In the present study, the MICB genotype, as well as the IL28B major genotype and lower HCV-RNA level, were significantly associated with SVR in HCV patients. Although the predictive power of the MICB major genotype was not as strong as that of the IL28B major genotype (OR, 7.14; 95% CI, 2.19-23.22), it appeared to be sufficient for clinical use (OR, 4.47; 95% CI, 1.46-13.70). When limited to HCV serotype 1 patients, the predictive power of the MICB major genotype for SVR was not significant, but the MICB minor genotype was useful for prediction of NVR in these patients (OR, 5.8; 95% CI, 1.5-21.8). As mentioned above, a considerable number of HCV serotype 1 patients with the IL28B major genotype (~50%) are resistant to PEG-IFN/RBV therapy (14). Therefore, the predictive power of the MICB genotype was analyzed for achievement of SVR in HCV serotype 1 patients with the IL-28 major genotype. In HCV serotype 1 patients with the IL-28 major genotype, the achievement of SVR by patients with the MICB major genotype was 6.74-fold higher than that of the patients with the MICB minor genotype (Table VII). Conversely, the MICB minor genotype appeared to be useful for prediction of NVR in HCV serotype 1 patients with the IL28B major genotype (OR, 5.89; 95% CI; 1.22–28.5). When limited to HCV serotype 2 patients, the MICB major genotype is the sole factor associated with SVR.

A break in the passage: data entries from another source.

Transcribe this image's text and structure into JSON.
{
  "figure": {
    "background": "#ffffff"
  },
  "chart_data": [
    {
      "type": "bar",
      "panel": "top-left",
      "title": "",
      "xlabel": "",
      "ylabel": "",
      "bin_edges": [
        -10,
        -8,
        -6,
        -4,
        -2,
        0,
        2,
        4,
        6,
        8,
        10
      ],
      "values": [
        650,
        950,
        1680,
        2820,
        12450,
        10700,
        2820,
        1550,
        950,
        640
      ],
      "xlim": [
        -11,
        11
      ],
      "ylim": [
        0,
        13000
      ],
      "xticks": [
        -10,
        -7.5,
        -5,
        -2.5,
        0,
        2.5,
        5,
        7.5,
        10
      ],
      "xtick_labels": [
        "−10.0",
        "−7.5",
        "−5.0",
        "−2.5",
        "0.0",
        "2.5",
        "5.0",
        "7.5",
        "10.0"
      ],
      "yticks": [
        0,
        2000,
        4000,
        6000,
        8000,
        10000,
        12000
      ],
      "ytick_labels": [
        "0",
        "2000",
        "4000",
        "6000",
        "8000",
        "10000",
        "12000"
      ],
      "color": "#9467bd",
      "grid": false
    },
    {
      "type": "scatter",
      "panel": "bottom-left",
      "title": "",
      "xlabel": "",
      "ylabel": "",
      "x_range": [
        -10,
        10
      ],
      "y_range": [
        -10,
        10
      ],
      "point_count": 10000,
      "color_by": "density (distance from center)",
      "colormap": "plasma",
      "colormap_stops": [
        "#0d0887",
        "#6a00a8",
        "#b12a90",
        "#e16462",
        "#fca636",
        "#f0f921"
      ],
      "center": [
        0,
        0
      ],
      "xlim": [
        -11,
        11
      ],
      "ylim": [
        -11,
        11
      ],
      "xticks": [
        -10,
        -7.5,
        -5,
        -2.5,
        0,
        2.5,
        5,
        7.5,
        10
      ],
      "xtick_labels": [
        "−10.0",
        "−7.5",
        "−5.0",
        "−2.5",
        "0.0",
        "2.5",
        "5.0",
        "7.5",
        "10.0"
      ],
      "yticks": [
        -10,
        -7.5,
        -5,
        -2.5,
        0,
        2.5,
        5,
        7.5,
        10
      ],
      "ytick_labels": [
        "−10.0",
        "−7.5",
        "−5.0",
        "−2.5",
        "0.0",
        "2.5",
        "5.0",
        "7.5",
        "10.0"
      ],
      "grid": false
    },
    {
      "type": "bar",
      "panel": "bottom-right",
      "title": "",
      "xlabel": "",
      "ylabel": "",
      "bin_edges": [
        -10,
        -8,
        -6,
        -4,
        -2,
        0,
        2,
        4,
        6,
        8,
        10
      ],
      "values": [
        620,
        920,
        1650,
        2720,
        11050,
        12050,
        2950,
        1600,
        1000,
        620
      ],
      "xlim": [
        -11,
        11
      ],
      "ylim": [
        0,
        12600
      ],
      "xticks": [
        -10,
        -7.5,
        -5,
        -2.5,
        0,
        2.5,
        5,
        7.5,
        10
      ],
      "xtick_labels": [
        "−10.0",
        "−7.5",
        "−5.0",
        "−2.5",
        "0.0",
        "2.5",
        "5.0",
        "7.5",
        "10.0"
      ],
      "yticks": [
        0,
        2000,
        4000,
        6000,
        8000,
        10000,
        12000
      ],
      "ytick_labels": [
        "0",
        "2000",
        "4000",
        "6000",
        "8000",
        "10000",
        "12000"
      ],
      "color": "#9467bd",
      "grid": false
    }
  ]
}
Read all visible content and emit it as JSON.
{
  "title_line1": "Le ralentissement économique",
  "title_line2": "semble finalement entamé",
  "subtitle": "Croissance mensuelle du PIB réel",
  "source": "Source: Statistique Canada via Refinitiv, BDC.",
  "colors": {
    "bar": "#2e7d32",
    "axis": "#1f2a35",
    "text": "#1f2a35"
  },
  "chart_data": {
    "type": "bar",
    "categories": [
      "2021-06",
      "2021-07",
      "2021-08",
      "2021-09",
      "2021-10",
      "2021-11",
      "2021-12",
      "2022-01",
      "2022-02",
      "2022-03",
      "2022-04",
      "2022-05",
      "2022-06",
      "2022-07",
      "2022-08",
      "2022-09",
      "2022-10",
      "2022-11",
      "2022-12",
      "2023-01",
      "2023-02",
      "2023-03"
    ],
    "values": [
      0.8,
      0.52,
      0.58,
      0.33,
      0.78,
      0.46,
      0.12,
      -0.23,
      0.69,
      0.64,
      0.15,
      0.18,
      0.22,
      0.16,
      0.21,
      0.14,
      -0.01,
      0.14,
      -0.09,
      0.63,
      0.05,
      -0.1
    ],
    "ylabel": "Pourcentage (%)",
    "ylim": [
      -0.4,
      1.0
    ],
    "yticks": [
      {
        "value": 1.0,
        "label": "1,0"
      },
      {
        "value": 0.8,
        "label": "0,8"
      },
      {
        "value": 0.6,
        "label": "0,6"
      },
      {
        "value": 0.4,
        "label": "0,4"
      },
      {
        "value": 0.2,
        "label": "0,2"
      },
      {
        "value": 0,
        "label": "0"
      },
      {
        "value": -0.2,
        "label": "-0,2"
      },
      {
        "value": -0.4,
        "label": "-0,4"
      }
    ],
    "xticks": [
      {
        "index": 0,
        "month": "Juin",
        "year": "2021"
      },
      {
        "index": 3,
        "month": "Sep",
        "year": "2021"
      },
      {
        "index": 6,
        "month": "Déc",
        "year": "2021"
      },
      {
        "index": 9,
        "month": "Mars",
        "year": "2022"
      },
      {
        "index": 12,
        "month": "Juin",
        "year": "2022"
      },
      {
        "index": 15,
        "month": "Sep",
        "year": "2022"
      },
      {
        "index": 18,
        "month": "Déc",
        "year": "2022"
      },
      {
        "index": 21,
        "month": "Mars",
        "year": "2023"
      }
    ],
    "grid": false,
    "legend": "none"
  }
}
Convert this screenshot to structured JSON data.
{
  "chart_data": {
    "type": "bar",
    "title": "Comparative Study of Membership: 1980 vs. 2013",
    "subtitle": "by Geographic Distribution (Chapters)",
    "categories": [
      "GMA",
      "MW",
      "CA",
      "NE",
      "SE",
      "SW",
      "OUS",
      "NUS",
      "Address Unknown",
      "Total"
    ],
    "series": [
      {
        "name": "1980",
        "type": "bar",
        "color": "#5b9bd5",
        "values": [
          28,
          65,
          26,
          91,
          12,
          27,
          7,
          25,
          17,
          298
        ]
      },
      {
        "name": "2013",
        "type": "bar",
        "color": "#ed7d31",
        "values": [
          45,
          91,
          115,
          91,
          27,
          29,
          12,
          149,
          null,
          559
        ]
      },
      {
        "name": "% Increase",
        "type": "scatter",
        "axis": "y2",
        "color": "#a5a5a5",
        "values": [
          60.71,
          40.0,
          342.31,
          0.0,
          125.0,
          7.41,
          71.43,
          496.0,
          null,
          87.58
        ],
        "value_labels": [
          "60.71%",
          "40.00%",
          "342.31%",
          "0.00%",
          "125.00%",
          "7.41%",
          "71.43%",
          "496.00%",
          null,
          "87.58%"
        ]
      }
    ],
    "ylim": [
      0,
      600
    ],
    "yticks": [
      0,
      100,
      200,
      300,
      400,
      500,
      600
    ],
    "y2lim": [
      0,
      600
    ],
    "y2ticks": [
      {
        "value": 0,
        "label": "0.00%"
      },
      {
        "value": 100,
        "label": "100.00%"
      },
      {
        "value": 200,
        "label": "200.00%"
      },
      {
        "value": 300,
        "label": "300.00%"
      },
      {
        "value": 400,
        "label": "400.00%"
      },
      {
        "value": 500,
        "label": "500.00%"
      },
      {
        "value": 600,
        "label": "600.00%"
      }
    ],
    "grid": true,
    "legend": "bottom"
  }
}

The combination of the HCV protease inhibitor with PEG-IFN/RBV was recently introduced for anti-HCV therapy and was reported to achieve higher antiviral responses (15). However, the SVR rate of non-responders who previously failed to respond to IFN-based therapy was only 40–50% (15, 16). Therefore, the present data regarding the use of MICB genotyping for the prediction of response to therapy should contribute to a higher SVR rate in selected treated patients. In the future, the clinical utility of MICB genotyping should be evaluated as a predictive factor of the efficacy of the HCV protease inhibitor combined to PEG-IFN/RBV.
In conclusion, the MICB genotype is a strong predictive factor of virological response to PEG-IFN/RBV therapy in HCV patients. MICB genotyping may become part of the clinical assessment prior to standard antiviral therapy in individuals chronically infected with HCV.